The buyer is proposing to purchase 100% of the stock of the company, in return for $300,000 cash.  The price would be payable in three equal annual installments, as described in a proposed standard stock purchase agreement, which generally has customary terms and conditions in it. 

The buyer wants your client’s ongoing help after taking over the business, and has offered to pay an additional $3,000 per month in salary, and ongoing annual bonus and pension payments of $250,000 per year, for a minimum of four years, renewable at the joint agreement of the parties, in return for management and consulting services.  (These amounts would total roughly 50% of what your client has been earning from the business over the past several years.)

The services are specified in the proposed agreement, in a section entitled “management agent,” as consisting of “business dealings, bookkeeping activities and design of new publishing samples (i.e., new calendars).”  Because of your client’s friendships and other relationships with his customers, the buyer expects your client to have contacts with those customers and to train the buyer in sales techniques to assist the buyer in maintaining the business over time.

Those services would be conducted during normal working hours, as requested by the buyer, for up to 20 hours per week, as chosen by your client for any given week.  During the four-year consulting period, the buyer would pay your client’s expenses, including airfares, other transportation, lodging and meals, needed in the conduct of the consulting services, and pay up to $1,150 monthly to continue the lease of your client’s Mercedes Benz, which he will use in his consulting role. 

The proposed agreement contains a paragraph entitled “Covenant not to Compete,” which provides (in full):

Shareholder [i.e., your client] shall not directly or indirectly, carry on or engage in, as an owner, the business of publishing services.

The contract also includes a standard integration (or “merger”) clause, which should be familiar from Contracts.  It states: 

This Agreement constitutes the entire agreement between Buyer, Shareholder, and the Company concerning their rights and obligations with respect to the sale and purchase of the Shares.
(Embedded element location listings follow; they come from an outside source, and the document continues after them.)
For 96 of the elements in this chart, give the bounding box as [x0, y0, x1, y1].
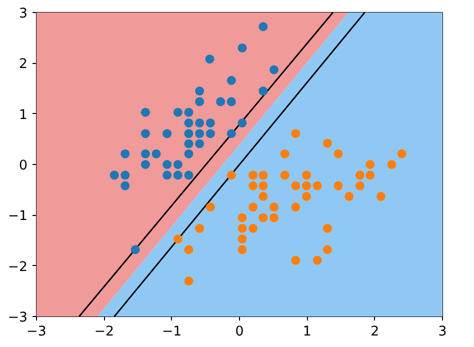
point: [258, 86, 268, 96]
point: [291, 181, 300, 190]
point: [355, 181, 364, 190]
point: [184, 108, 194, 117]
x-tick-label: −2: [94, 324, 114, 340]
y-tick-label: −3: [8, 310, 28, 326]
point: [270, 65, 279, 74]
point: [184, 129, 194, 138]
x-tick-label: 2: [370, 324, 380, 340]
point: [184, 245, 194, 254]
point: [184, 170, 194, 180]
point: [248, 202, 258, 212]
point: [238, 213, 247, 222]
y-tick-label: −1: [8, 209, 28, 224]
point: [184, 118, 194, 128]
point: [397, 149, 406, 158]
point: [226, 129, 236, 138]
y-tick-label: 1: [19, 108, 28, 123]
point: [120, 149, 130, 158]
point: [334, 181, 343, 190]
x-tick-label: 3: [438, 324, 447, 340]
point: [258, 170, 268, 180]
point: [184, 149, 194, 158]
point: [162, 160, 172, 169]
point: [226, 170, 236, 180]
point: [387, 160, 396, 169]
point: [173, 234, 182, 244]
point: [248, 181, 258, 190]
point: [238, 224, 247, 233]
x-tick-label: 1: [302, 324, 312, 340]
point: [238, 234, 247, 244]
point: [162, 129, 172, 138]
point: [110, 170, 119, 180]
point: [280, 170, 290, 180]
point: [291, 202, 300, 212]
point: [355, 170, 364, 180]
point: [173, 160, 182, 169]
point: [152, 149, 161, 158]
point: [226, 76, 236, 85]
point: [334, 149, 343, 158]
point: [195, 139, 204, 148]
point: [195, 118, 204, 128]
y-tick-label: 2: [19, 57, 28, 72]
point: [206, 202, 215, 212]
point: [376, 192, 386, 201]
point: [206, 118, 215, 128]
point: [206, 129, 215, 138]
point: [173, 170, 182, 180]
point: [291, 256, 300, 265]
point: [302, 192, 311, 201]
point: [270, 202, 279, 212]
point: [302, 170, 311, 180]
x-tick-label: −1: [162, 324, 182, 340]
point: [173, 108, 182, 117]
point: [195, 224, 204, 233]
point: [344, 192, 354, 201]
x-tick-label: 0: [235, 324, 244, 340]
point: [226, 97, 236, 106]
point: [312, 181, 322, 190]
point: [184, 139, 194, 148]
point: [140, 149, 150, 158]
point: [162, 170, 172, 180]
point: [195, 86, 204, 96]
point: [258, 22, 268, 32]
point: [205, 54, 214, 64]
point: [270, 213, 279, 222]
point: [130, 245, 140, 254]
point: [120, 181, 130, 190]
point: [248, 170, 258, 180]
y-tick-label: 3: [19, 6, 28, 22]
point: [258, 192, 268, 201]
y-tick-label: 0: [19, 158, 28, 174]
point: [291, 129, 300, 138]
point: [195, 129, 204, 138]
point: [302, 181, 311, 190]
point: [140, 160, 150, 169]
point: [248, 224, 258, 233]
point: [258, 181, 268, 190]
point: [195, 97, 204, 106]
point: [238, 43, 247, 52]
point: [322, 138, 332, 148]
point: [280, 149, 290, 158]
point: [238, 118, 247, 128]
point: [140, 108, 150, 117]
y-tick-label: −2: [8, 260, 28, 275]
point: [140, 129, 150, 138]
point: [216, 97, 226, 106]
point: [120, 170, 130, 180]
point: [184, 276, 194, 286]
point: [258, 213, 268, 222]
point: [322, 245, 332, 254]
point: [312, 256, 322, 265]
point: [238, 245, 247, 254]
point: [322, 224, 332, 233]
point: [366, 160, 375, 169]
point: [366, 170, 375, 180]
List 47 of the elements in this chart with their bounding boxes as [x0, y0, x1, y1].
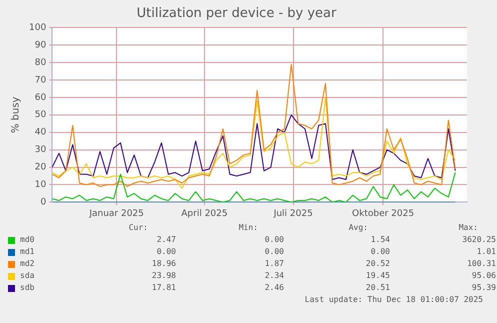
- legend-label: sdb: [20, 282, 36, 294]
- text: 95.39: [470, 282, 496, 294]
- text: 20.51: [364, 282, 390, 294]
- text: 0.00: [156, 246, 176, 258]
- legend-label: md2: [20, 258, 36, 270]
- text: Avg:: [348, 222, 368, 234]
- y-tick-label: 80: [34, 58, 46, 68]
- text: 1.01: [476, 246, 496, 258]
- y-tick-label: 10: [34, 180, 46, 190]
- y-axis-title: % busy: [10, 96, 22, 134]
- legend-label: md0: [20, 234, 36, 246]
- text: 20.52: [364, 258, 390, 270]
- text: 0.00: [264, 246, 284, 258]
- text: 17.81: [150, 282, 176, 294]
- text: 2.47: [156, 234, 176, 246]
- text: 3620.25: [461, 234, 496, 246]
- text: Min:: [238, 222, 258, 234]
- legend-label: md1: [20, 246, 36, 258]
- y-tick-label: 60: [34, 92, 46, 103]
- y-tick-label: 30: [34, 145, 46, 156]
- y-tick-label: 40: [34, 128, 46, 138]
- text: 0.00: [264, 234, 284, 246]
- text: 23.98: [150, 270, 176, 282]
- x-tick-label: Juli 2025: [272, 208, 313, 219]
- text: 100.31: [466, 258, 496, 270]
- text: 1.87: [264, 258, 284, 270]
- text: 1.54: [370, 234, 390, 246]
- text: Max:: [458, 222, 478, 234]
- y-tick-label: 50: [34, 110, 46, 120]
- y-tick-label: 20: [34, 162, 46, 173]
- text: 19.45: [364, 270, 390, 282]
- text: 2.46: [264, 282, 284, 294]
- text: 0.00: [370, 246, 390, 258]
- text: 18.96: [150, 258, 176, 270]
- x-tick-label: Januar 2025: [88, 208, 144, 219]
- y-tick-label: 70: [34, 75, 46, 86]
- text: Last update: Thu Dec 18 01:00:07 2025: [304, 294, 484, 306]
- text: 95.06: [470, 270, 496, 282]
- y-tick-label: 90: [34, 40, 46, 50]
- x-tick-label: Oktober 2025: [352, 208, 414, 219]
- chart-title: Utilization per device - by year: [136, 6, 338, 22]
- legend-label: sda: [20, 270, 36, 282]
- text: Cur:: [128, 222, 148, 234]
- y-tick-label: 0: [40, 198, 46, 208]
- y-tick-label: 100: [28, 22, 46, 33]
- x-tick-label: April 2025: [181, 208, 228, 219]
- text: 2.34: [264, 270, 284, 282]
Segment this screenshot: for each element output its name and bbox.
Any agreements or representations respecting the business or the sale of Shares to Buyer that are not expressly set forth in this Agreement shall have no effect, except for a subsequent written modification signed by the party to be charged.

Advise your client. 

What facts would you like to know to help you do so?   How will the agreement affect his freedom to start up a new business, invest in other businesses, or sell his consulting services to others?  What contract modifications would you suggest he push for?  How would you suggest he prioritize among possible modifications?